Whether or not the actual time stamps broadcast by GPS are UTC OR GPS + leap second correction, or they were leap second free in the past … the functional effect is that it NOW broadcasts UTC and info about upcoming leap seconds… (so that it can know that you will be a second early on that route preview you are using to time your missile strike !)
See Leap Second Implementation Confuses Some Receivers - GPS World : GPS World
UTC time is no more or less correct than any other time standard. We know this because they’re all time standards.
True.
But the point was that amateur folks might become confused about the details. And that some cheap-ass GPS receivers might show you raw GPS time while mislabeling it “UTC”. Leading to further confusion.
Isilder’s point was that the end user doesn’t necessarily have to do the 18 second conversion themselves. It’s possible, and indeed quite likely, that the receiver does it for you. And does it both precisely and accurately.
In technical parlance, “GPS time” is an implementation detail that ought to be encapsulated below the API level and definitely below the UI level on almost all devices.

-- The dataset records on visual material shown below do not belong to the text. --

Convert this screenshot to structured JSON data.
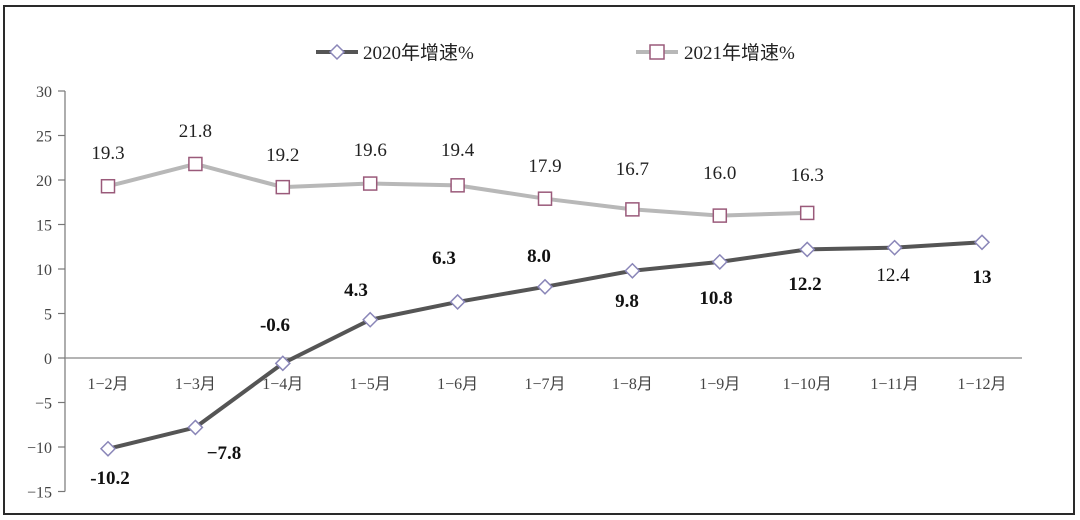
{
  "chart_data": {
    "type": "line",
    "title": "",
    "xlabel": "",
    "ylabel": "",
    "ylim": [
      -15,
      30
    ],
    "yticks": [
      30,
      25,
      20,
      15,
      10,
      5,
      0,
      -5,
      -10,
      -15
    ],
    "ytick_labels": [
      "30",
      "25",
      "20",
      "15",
      "10",
      "5",
      "0",
      "−5",
      "−10",
      "−15"
    ],
    "grid": false,
    "legend_position": "top",
    "categories": [
      "1−2月",
      "1−3月",
      "1−4月",
      "1−5月",
      "1−6月",
      "1−7月",
      "1−8月",
      "1−9月",
      "1−10月",
      "1−11月",
      "1−12月"
    ],
    "series": [
      {
        "name": "2020年增速%",
        "color": "#555555",
        "marker": "diamond",
        "marker_color": "#8a86b8",
        "values": [
          -10.2,
          -7.8,
          -0.6,
          4.3,
          6.3,
          8.0,
          9.8,
          10.8,
          12.2,
          12.4,
          13
        ],
        "data_labels": [
          "-10.2",
          "−7.8",
          "-0.6",
          "4.3",
          "6.3",
          "8.0",
          "9.8",
          "10.8",
          "12.2",
          "12.4",
          "13"
        ]
      },
      {
        "name": "2021年增速%",
        "color": "#b8b8b8",
        "marker": "square",
        "marker_color": "#9a5a7a",
        "values": [
          19.3,
          21.8,
          19.2,
          19.6,
          19.4,
          17.9,
          16.7,
          16.0,
          16.3
        ],
        "data_labels": [
          "19.3",
          "21.8",
          "19.2",
          "19.6",
          "19.4",
          "17.9",
          "16.7",
          "16.0",
          "16.3"
        ]
      }
    ]
  },
  "legend": {
    "items": [
      {
        "label": "2020年增速%",
        "icon": "diamond-line-icon"
      },
      {
        "label": "2021年增速%",
        "icon": "square-line-icon"
      }
    ]
  }
}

As such, bringing it up can serve to confuse more than to enlighten.
And here I was going to wait a few months until 2017 calendars went on sale …
I would assume that any device that connects online to keep time accurate will just wind up being set back a second the next time they update, rather than coding in a #:59:60 variation.
I also know that Google actually spreads the new second throughout the day rather than adding a new second and messing up their system.
I did that once in the 1980s. It was strange to note the extra second. I also recorded it on a cassette (now lost) so I could double-check it.
From Leap second - Wikipedia, see “Screenshot of the UTC clock from www.time.gov during the leap second on December 31, 2016.” https://upload.wikimedia.org/wikipedia/commons/8/87/Leapsecond2016.png
So, I was thinking about this, and came up with the following conclusions, which I share with you:
MS Excel or SQL Server time, time, which are sort of derived from Lotus 123 time and other sources, represent days by integers, and seconds by fractions of a day. So intervals always have the correct number of days, and hours, and minutes, but leap seconds are smeared over a day: individual seconds and minutes and hours aren’t quite the right length on leap-second days, and the number of seconds in an interval is “wrong” if the interval spans one or more leap seconds.
Unix epoch time ignores leap seconds. It is gradually getting out of sync with UTC. For this reason, you can’t calculate UTC or local time intervals by comparing epock time values: the result is “undefined”. You must use system calls to calculate UTC or intervals. But since leap seconds aren’t predictable in the long term, you must do some kind of system update for every leap second. Unlike MS time, which by definition re-syncs to UTC every day, epoch time never resyncs.
Have I got any of that wrong?
Yes they did, at least on the Jools Holland “Hootenanny” show. He mentioned the leap second and then did the countdown like this: “10, 9, 8, 7, 6, 5, 4, 3, 2, 1, 1, Happy new year!”
(Of course, the show is pre-recorded well before New Year, but they take the timing pretty seriously. Shame that with digital TV, the clocks are never properly accurate these days!)
Actually, some Linux os’es (most I think) had to be patched. We run CentOS at work and we had to patch ~600 servers, otherwise they lock up if the clock is set back a second during an ntp update*. We run a private ntp server that sync s to a public ntp source.
Smearing the second is a neat idea.
Slee
- I read the alert on it a while ago but forgot why the machines freak. I was more worried about updating all the servers.
FYI: Cloudflare’s DNS proxy service got messed up a bit by the leap second.